Mamá enfermó y tuvo fiebres con convulsiones y escalofríos a principios de junio de 1576, cuando yo tenía cuatro años y medio. Me asustaba el castañeteo de sus dientes y la manera en que se quedaba dormida, con los ojos abiertos de par en par. Incluso durante el bochornoso verano, papá tenía que taparla con gruesas mantas de lana y poner su cama cerca del hogar, que mantenía encendido día y noche. Su respiración se tornaba a menudo jadeante, como si le faltara el aire, y la mayoría de las veces estaba demasiado débil incluso para susurrar.

Papá le puso un talismán de vitela alrededor del cuello con los ángeles judíos Sanoi, Sansanoi y Samnaglof, representados como sabios de largos ropajes, con báculos decorados con cabezas de león. Se decía que los tres ángeles eran capaces de proteger a las mujeres de Lilit, la reina de los demonios, y de todos sus sanguinarios secuaces.

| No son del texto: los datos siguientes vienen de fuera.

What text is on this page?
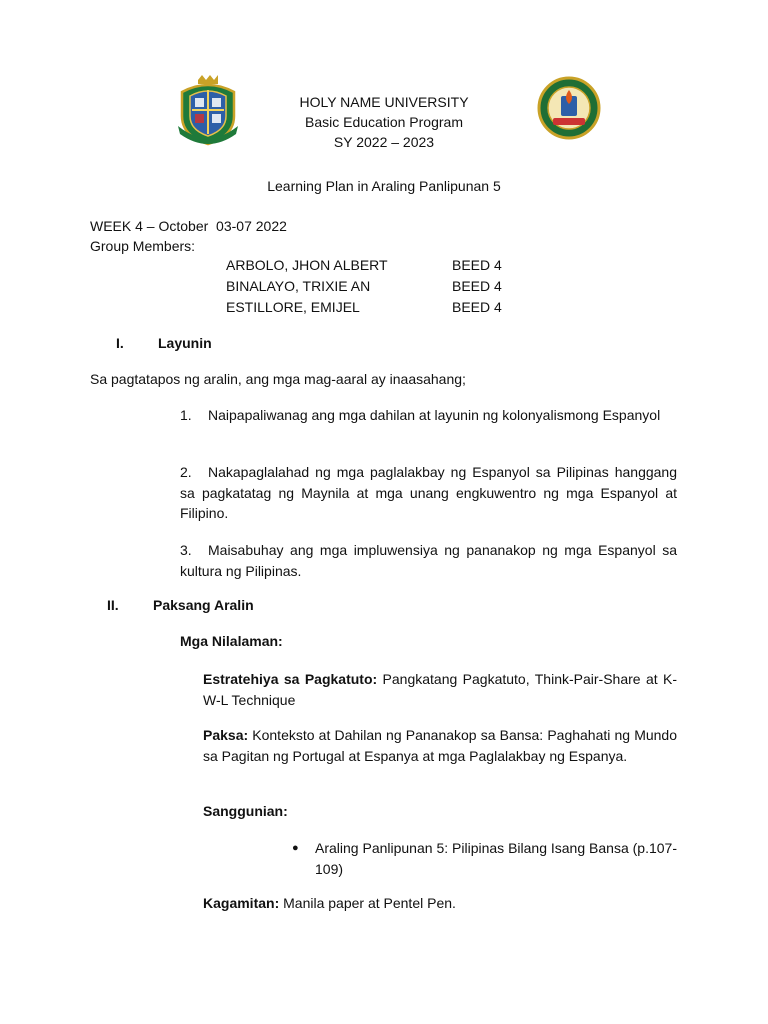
HOLY NAME UNIVERSITY
Basic Education Program
SY 2022 – 2023
Learning Plan in Araling Panlipunan 5
WEEK 4 – October  03-07 2022
Group Members:
ARBOLO, JHON ALBERT	BEED 4
BINALAYO, TRIXIE AN	BEED 4
ESTILLORE, EMIJEL	BEED 4
I. Layunin
Sa pagtatapos ng aralin, ang mga mag-aaral ay inaasahang;
1. Naipapaliwanag ang mga dahilan at layunin ng kolonyalismong Espanyol
2. Nakapaglalahad ng mga paglalakbay ng Espanyol sa Pilipinas hanggang sa pagkatatag ng Maynila at mga unang engkuwentro ng mga Espanyol at Filipino.
3. Maisabuhay ang mga impluwensiya ng pananakop ng mga Espanyol sa kultura ng Pilipinas.
II. Paksang Aralin
Mga Nilalaman:
Estratehiya sa Pagkatuto: Pangkatang Pagkatuto, Think-Pair-Share at K-W-L Technique
Paksa: Konteksto at Dahilan ng Pananakop sa Bansa: Paghahati ng Mundo sa Pagitan ng Portugal at Espanya at mga Paglalakbay ng Espanya.
Sanggunian:
● Araling Panlipunan 5: Pilipinas Bilang Isang Bansa (p.107-109)
Kagamitan: Manila paper at Pentel Pen.
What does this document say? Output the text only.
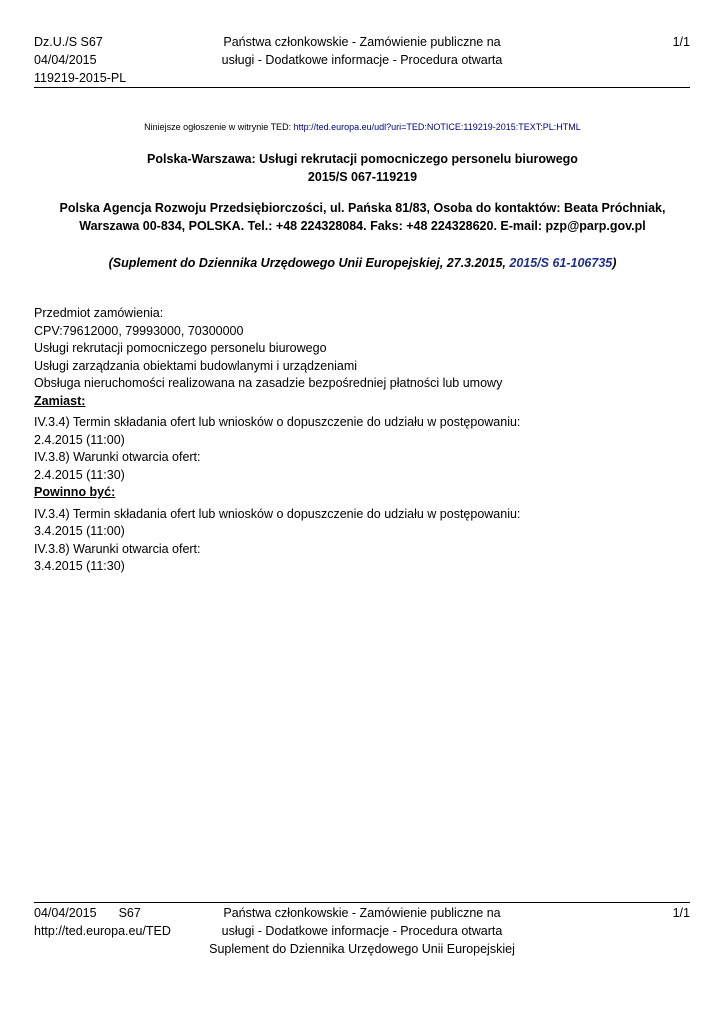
Dz.U./S S67
04/04/2015
119219-2015-PL
Państwa członkowskie - Zamówienie publiczne na
usługi - Dodatkowe informacje - Procedura otwarta
1/1
Niniejsze ogłoszenie w witrynie TED: http://ted.europa.eu/udl?uri=TED:NOTICE:119219-2015:TEXT:PL:HTML
Polska-Warszawa: Usługi rekrutacji pomocniczego personelu biurowego
2015/S 067-119219
Polska Agencja Rozwoju Przedsiębiorczości, ul. Pańska 81/83, Osoba do kontaktów: Beata Próchniak,
Warszawa 00-834, POLSKA. Tel.: +48 224328084. Faks: +48 224328620. E-mail: pzp@parp.gov.pl
(Suplement do Dziennika Urzędowego Unii Europejskiej, 27.3.2015, 2015/S 61-106735)
Przedmiot zamówienia:
CPV:79612000, 79993000, 70300000
Usługi rekrutacji pomocniczego personelu biurowego
Usługi zarządzania obiektami budowlanymi i urządzeniami
Obsługa nieruchomości realizowana na zasadzie bezpośredniej płatności lub umowy
Zamiast:
IV.3.4) Termin składania ofert lub wniosków o dopuszczenie do udziału w postępowaniu:
2.4.2015 (11:00)
IV.3.8) Warunki otwarcia ofert:
2.4.2015 (11:30)
Powinno być:
IV.3.4) Termin składania ofert lub wniosków o dopuszczenie do udziału w postępowaniu:
3.4.2015 (11:00)
IV.3.8) Warunki otwarcia ofert:
3.4.2015 (11:30)
04/04/2015 S67
http://ted.europa.eu/TED
Państwa członkowskie - Zamówienie publiczne na
usługi - Dodatkowe informacje - Procedura otwarta
Suplement do Dziennika Urzędowego Unii Europejskiej
1/1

Cuando veía a mamá desde los pies de la cama, cuando oía las implacables lluvias del monzón, me sentía como si nos estuvieran exterminando. La cortina de agua que caía frente a nuestra ventana era tan densa que no podíamos ver nada a través de ella. El mundo entero era agua, y el tamborileo constante sobre nuestro tejado era tan intenso que algunas veces durante la noche gritaba como un loro y mi propia voz me parecía un chirrido distante. El monzón se convirtió en algo vivo ese verano: malévolo, dañino, interminablemente ávido. De vez en cuando, a su antojo, cesaba durante medio día, se retiraba lentamente y volvía una y otra vez para regodearse, rompiendo aquel inquietante silencio, en el daño que ya había causado. Durante esas treguas veíamos que nuestro jardín se había convertido en un estanque adornado por hierbas y helechos. La magia repentina del renacimiento de la luz del sol convertía las hojas empapadas en cristal.